А то, что вы воскресили его из мертвых, сделали пристойным — не волнует. Вот тебе две двадцатки, и гуляй. А если успеешь чуть приподняться до кончины, тогда мы как-нибудь постараемся взять в рамку твое набранное петитом имя в бесконечном ряду мелких святых соратников. Кто станет спрашивать, получил ли ты удовольствие от поцелуя в диафрагму, делая искусственное дыхание какому-нибудь покойнику полувековой давности? Как будто вы всю жизнь мечтали складывать полые кости в полиэтиленовые пакеты, а потом раскладывать их как пасьянс, пересчитывая зернышки в песочных часах! Бог ты мой. Вы четко видите свое лицо вместо этого внезапно скончавшегося Лазаря, которого вы воскресили своей биоэнергией, чтобы его растоптал сапогами какой-то ученый насильник и рассек гордиев узел его ключиц. Это человека убивает, это доказывает, насколько он ничтожен.
Может, я и отклонился несколько от темы, но если подумать, как следует — у меня и темы-то нет, у нас есть только время. Сколько угодно.
И что тогда делать с бедолагами, которые упокоились, скажем, 4 мая 1980 года (когда Гюго уже давно дожидался в саркофаге твердого переплета, для школьников и военнослужащих специальная скидка)? Да если бы вы были самим Хаксли, если скончаетесь в неправильный день, в тот, когда укокошили Кеннеди, известие о вашей смерти будет добросовестно втиснуто где-нибудь в уголке культурной рубрики, набранное мельчайшими буковками, похожими на мелкие язвочки во рту легкомысленной девицы. И это факт: малая смерть остается в тени великой. Со всех первых полос бросается в глаза расстрелянная улыбчивая физиономия Кеннеди, а на могиле Хаксли — горстка преданных обожателей. Такие сравнения потрясают начинающего.
И когда Олдос X. получает по своим интеллектуальным сусалам, то чего ждать приходскому священнику или мелкому часовых дел мастеру? Разве они всего лишь доноры органов, безграничность смерти? Да, да.
И потому я, дети мои, из другого кино. Ли Харви Освальд в засаде за контейнером с энциклопедией Ларусса. Эх, винтовочка ты моя, пусть бушует Комедия Кеннеди!

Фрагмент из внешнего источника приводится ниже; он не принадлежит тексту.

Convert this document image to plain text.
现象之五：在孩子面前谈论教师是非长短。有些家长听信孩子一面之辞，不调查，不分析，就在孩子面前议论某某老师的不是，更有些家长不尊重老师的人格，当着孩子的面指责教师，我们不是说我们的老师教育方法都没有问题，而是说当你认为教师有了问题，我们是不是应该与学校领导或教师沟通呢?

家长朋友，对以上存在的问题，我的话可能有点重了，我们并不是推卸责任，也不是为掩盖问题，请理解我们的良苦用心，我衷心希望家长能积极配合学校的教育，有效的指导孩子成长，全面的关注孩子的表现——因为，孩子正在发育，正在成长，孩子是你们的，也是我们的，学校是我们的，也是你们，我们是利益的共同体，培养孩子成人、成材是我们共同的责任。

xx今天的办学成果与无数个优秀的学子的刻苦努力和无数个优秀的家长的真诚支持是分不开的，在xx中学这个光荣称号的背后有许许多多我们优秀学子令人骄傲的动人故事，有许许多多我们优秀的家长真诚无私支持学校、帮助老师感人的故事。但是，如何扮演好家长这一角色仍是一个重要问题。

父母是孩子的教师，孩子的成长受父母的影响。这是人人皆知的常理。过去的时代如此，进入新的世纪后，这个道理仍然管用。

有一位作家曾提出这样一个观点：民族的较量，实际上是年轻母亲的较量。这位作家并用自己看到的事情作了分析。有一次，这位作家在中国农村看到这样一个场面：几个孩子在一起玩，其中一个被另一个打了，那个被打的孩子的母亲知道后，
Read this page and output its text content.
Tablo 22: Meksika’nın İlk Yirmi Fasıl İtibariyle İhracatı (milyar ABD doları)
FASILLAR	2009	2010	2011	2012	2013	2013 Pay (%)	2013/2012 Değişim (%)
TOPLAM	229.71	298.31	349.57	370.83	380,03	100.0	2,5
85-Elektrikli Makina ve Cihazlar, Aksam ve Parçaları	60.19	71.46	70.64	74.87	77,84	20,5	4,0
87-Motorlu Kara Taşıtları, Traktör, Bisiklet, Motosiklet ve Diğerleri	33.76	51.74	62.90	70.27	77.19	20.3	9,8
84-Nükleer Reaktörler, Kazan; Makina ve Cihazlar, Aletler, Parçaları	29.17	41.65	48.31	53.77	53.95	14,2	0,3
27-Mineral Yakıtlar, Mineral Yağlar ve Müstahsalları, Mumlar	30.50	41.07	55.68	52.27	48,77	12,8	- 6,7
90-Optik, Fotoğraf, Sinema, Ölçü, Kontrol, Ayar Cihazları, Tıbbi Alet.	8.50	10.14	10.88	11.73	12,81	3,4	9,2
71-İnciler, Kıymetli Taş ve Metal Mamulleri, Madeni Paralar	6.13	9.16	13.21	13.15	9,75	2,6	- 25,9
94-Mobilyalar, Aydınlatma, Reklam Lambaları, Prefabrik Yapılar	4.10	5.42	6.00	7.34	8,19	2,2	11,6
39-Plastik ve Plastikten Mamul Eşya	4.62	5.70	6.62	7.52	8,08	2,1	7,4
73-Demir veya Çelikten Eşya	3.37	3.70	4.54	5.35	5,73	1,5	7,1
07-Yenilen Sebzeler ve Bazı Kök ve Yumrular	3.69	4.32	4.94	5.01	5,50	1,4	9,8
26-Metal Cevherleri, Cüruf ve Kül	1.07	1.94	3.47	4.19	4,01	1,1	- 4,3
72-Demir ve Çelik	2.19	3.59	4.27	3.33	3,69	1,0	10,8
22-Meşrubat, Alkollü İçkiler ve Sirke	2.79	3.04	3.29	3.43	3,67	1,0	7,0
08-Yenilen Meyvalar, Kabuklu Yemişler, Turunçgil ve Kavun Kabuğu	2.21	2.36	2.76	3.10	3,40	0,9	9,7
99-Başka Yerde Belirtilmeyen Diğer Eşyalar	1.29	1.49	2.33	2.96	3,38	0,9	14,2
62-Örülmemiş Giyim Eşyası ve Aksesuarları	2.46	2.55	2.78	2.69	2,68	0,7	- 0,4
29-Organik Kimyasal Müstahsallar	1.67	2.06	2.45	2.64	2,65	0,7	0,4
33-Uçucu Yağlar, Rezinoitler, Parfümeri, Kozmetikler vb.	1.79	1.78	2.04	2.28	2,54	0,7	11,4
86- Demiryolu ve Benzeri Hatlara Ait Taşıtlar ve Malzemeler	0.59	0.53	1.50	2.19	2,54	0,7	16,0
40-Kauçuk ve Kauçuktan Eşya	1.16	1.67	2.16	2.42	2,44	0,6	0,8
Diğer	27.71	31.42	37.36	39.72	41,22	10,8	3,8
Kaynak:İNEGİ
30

И вот так я, фигурально выражаясь, стал сбрасывать свои оковы, в процессе тихой, едва заметной революции. Конечно, это никак не было связано с фальсификацией исторических фактов, за что меня потом упрекали, и уж я вовсе не намеревался изготавливать исторических персонажей. Человечность — вечная константа. (Я имею в виду принадлежность к роду человеческому как к самой примитивной форме жизни).
То, чем занимался я, было наукой, открытием, инициацией. Разве не страшно кому-то продлить жизнь или сократить век, если это указывает на более глубокий параллелизм, если кого-то поместить в исторический момент, который ему внутренне подходит, если почти незаметной кисточкой какому-то простому лицу на фотографии добавить усики Джоконды, морщину кучера от южного ветра и жгучей слезы, мушиные очечки, конъюнктивитную красноту в глубине глаза, мелкую ложь в петлице пиджака, татуировку, невидимую под густой бородой, гусиную кожу, блеск?
Поймите меня правильно, но это как Антигона; когда она хочет похоронить брата так, чтобы только слегка его присыпать землей, ей не надо договариваться с тупым экскаваторщиком, роющим рвы для массовых захоронений. Достаточно действия, тонкой полоски света, скользнувшей по хладному телу, чтобы пренебречь всеми часовыми поясами (без их понятийного ограничения), которые всего лишь сырье для конвенций.
Историю следует писать как поэзию. Дети мои, или вы пишете александрийским стихом, или вы беззубы. (Что? Вам хочется спать? Я заканчиваю.) Значит, если не звучит, как следует, если гремит, как сломанный глушитель, пересчитай слоги заново! Я, что, на пальцах должен вам объяснять: что такое год рождения или смерти, что такое слог в стихотворении, что такое ножка у сороконожки? (Какие-то вы слегка заторможенные, знаю, такое бывает, когда меняется погода.)
И еще кое-что. Я все это делал по чуть-чуть. Не исправлял ни «Бурю в пустыне», ни Крестьянское восстание. Это все идеальные исторические сонеты — в первом случае поэтическая картина идентифицируется с миражом, во втором Матия Губец, крестьянский король, водрузил, наконец, на хмурое чело раскаленную корону судьбы. Все это уже существует в облаках, как у Микеланджело. Нет слов.